Via The New York Times:
"Walter Cronkite, an iconic CBS News journalist who defined the role of anchorman for a generation of television viewers, died Friday at the age of 92, his family said.
“My father Walter Cronkite died,” his son Chip said just before 8 p.m. Eastern. CBS interrupted prime time programming to show an obituary for the man who defined the network’s news division for decades.
Mr. Cronkite’s family said last month that he was seriously ill with cerebrovascular disease.
Mr. Cronkite anchored the “CBS Evening News” from 1962 to 1981, at a time when television became the dominant medium of the United States. He figuratively held the hand of the American public during the civil rights movement, the space race, the Vietnam war, and the impeachment of Richard Nixon. During his tenure, network newscasts were expanded to 30 minutes from 15."
All of us of a "certain age" grew up with Walter Cronkite. I remember seeing him on a small black and white TV--then later, on a color television set in 1968. Even though I was very little, I remember feeling a sense of respect just watching him. At that time, all the news was very serious, unlike today where we hear every detail of celebrities and their goings-on. It was a different time; frivolity was not news back then.
I still get a guttural sense of dread when I see the "SPECIAL REPORT" interruption during Regularly Scheduled Programming. I distinctly remember the words, "Robert F. Kennedy as been assassinated", and "Martin Luther King, Jr. has been assassinated" from Walter Cronkite's announcement to a public who didn't want to hear those words. The cries, "Bobby's been shot!" and "Martin's dead!" were wailed in my house. I was seven years old and didn't quite understand, but knew it was something horrible. After the numerous televised reports and several day-long funeral reports for and about these two political icons, I've had a fear of flag-covered coffins; I just KNEW they were under my bed. (Wow...this is taking me BACK.)

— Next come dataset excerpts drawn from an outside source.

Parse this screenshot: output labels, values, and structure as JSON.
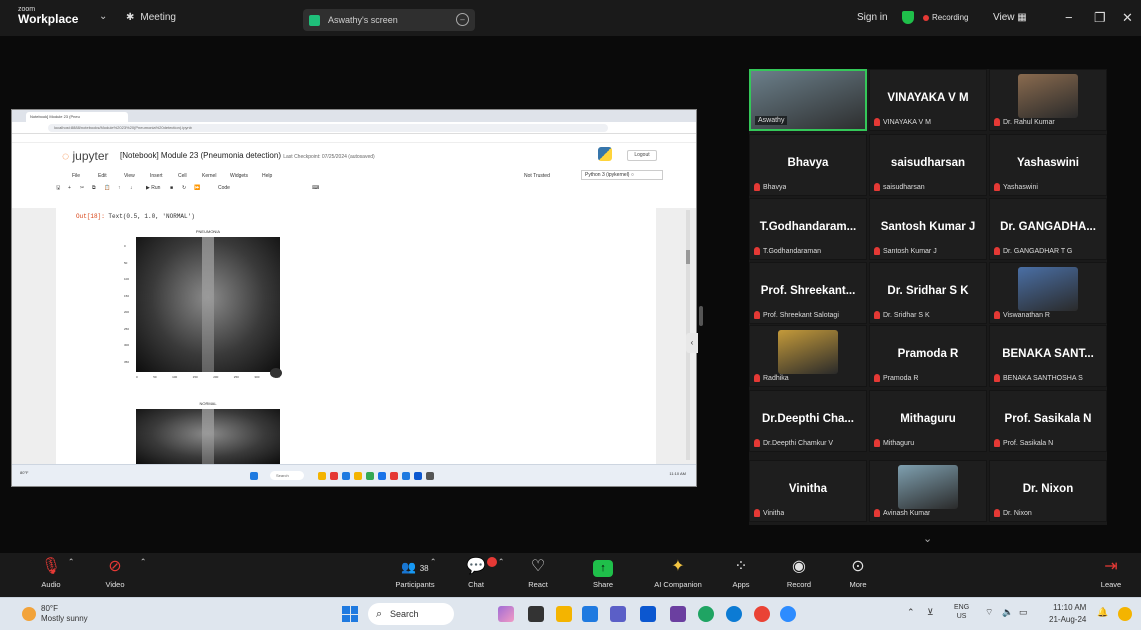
{
  "window": {
    "brand_small": "zoom",
    "brand_name": "Workplace",
    "meeting_label": "Meeting",
    "share_label": "Aswathy's screen",
    "sign_in": "Sign in",
    "recording": "Recording",
    "view": "View"
  },
  "shared": {
    "browser_tab": "Notebook] Module 23 (Pneu",
    "url": "localhost:8888/notebooks/Module%2023%20(Pneumonia%20detection).ipynb",
    "jupyter_logo": "jupyter",
    "notebook_title": "[Notebook] Module 23 (Pneumonia detection)",
    "checkpoint": "Last Checkpoint: 07/25/2024 (autosaved)",
    "logout": "Logout",
    "trusted": "Not Trusted",
    "kernel": "Python 3 (ipykernel) ○",
    "menu": [
      "File",
      "Edit",
      "View",
      "Insert",
      "Cell",
      "Kernel",
      "Widgets",
      "Help"
    ],
    "toolbar_run": "▶ Run",
    "toolbar_celltype": "Code",
    "code_prompt": "Out[18]:",
    "code_text": "Text(0.5, 1.0, 'NORMAL')",
    "plot1_title": "PNEUMONIA",
    "plot2_title": "NORMAL",
    "y_ticks": [
      "0",
      "50",
      "100",
      "150",
      "200",
      "250",
      "300",
      "350"
    ],
    "x_ticks": [
      "0",
      "50",
      "100",
      "150",
      "200",
      "250",
      "300",
      "350"
    ],
    "inner_search": "Search",
    "inner_weather": "80°F",
    "inner_clock": "11:10 AM"
  },
  "gallery": {
    "tiles": [
      {
        "big": "",
        "small": "Aswathy",
        "photo": true,
        "active": true
      },
      {
        "big": "VINAYAKA V M",
        "small": "VINAYAKA V M"
      },
      {
        "big": "",
        "small": "Dr. Rahul Kumar",
        "photo": true
      },
      {
        "big": "Bhavya",
        "small": "Bhavya"
      },
      {
        "big": "saisudharsan",
        "small": "saisudharsan"
      },
      {
        "big": "Yashaswini",
        "small": "Yashaswini"
      },
      {
        "big": "T.Godhandaram...",
        "small": "T.Godhandaraman"
      },
      {
        "big": "Santosh Kumar J",
        "small": "Santosh Kumar J"
      },
      {
        "big": "Dr. GANGADHA...",
        "small": "Dr. GANGADHAR T G"
      },
      {
        "big": "Prof. Shreekant...",
        "small": "Prof. Shreekant Salotagi"
      },
      {
        "big": "Dr. Sridhar S K",
        "small": "Dr. Sridhar S K"
      },
      {
        "big": "",
        "small": "Viswanathan R",
        "photo": true
      },
      {
        "big": "",
        "small": "Radhika",
        "photo": true
      },
      {
        "big": "Pramoda R",
        "small": "Pramoda R"
      },
      {
        "big": "BENAKA SANT...",
        "small": "BENAKA SANTHOSHA S"
      },
      {
        "big": "Dr.Deepthi Cha...",
        "small": "Dr.Deepthi Chamkur V"
      },
      {
        "big": "Mithaguru",
        "small": "Mithaguru"
      },
      {
        "big": "Prof. Sasikala N",
        "small": "Prof. Sasikala N"
      },
      {
        "big": "Vinitha",
        "small": "Vinitha"
      },
      {
        "big": "",
        "small": "Avinash Kumar",
        "photo": true
      },
      {
        "big": "Dr. Nixon",
        "small": "Dr. Nixon"
      }
    ]
  },
  "controls": {
    "audio": "Audio",
    "video": "Video",
    "participants": "Participants",
    "participants_count": "38",
    "chat": "Chat",
    "react": "React",
    "share": "Share",
    "ai": "AI Companion",
    "apps": "Apps",
    "record": "Record",
    "more": "More",
    "leave": "Leave"
  },
  "taskbar": {
    "weather_temp": "80°F",
    "weather_desc": "Mostly sunny",
    "search": "Search",
    "lang1": "ENG",
    "lang2": "US",
    "time": "11:10 AM",
    "date": "21-Aug-24"
  },
  "colors": {
    "accent_green": "#34c759",
    "mic_off_red": "#e53935",
    "zoom_bg": "#1a1a1a"
  }
}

What I'm trying to say is, there will never be a time like it was back when Mr. Cronkite came into our houses every night to report the very serious newscasts when he worked for CBS. We always usually had CBS news on during dinner when the most horrific Vietnam images were being shown to a nation at odds with the war. My beautiful grandmother, Babe (I called her "Mimi") always whispered "don't LOOK" if I turned around from the dining room table to see what was being shown. Instead, I just listened to Mr. Cronkite's somber voice informing the nation of an ugliness that was occurring half a world away.
On a more triumphant note, I clearly recall Walter Cronkite's proud reporting of Apollo 11. That was 40 years ago this week.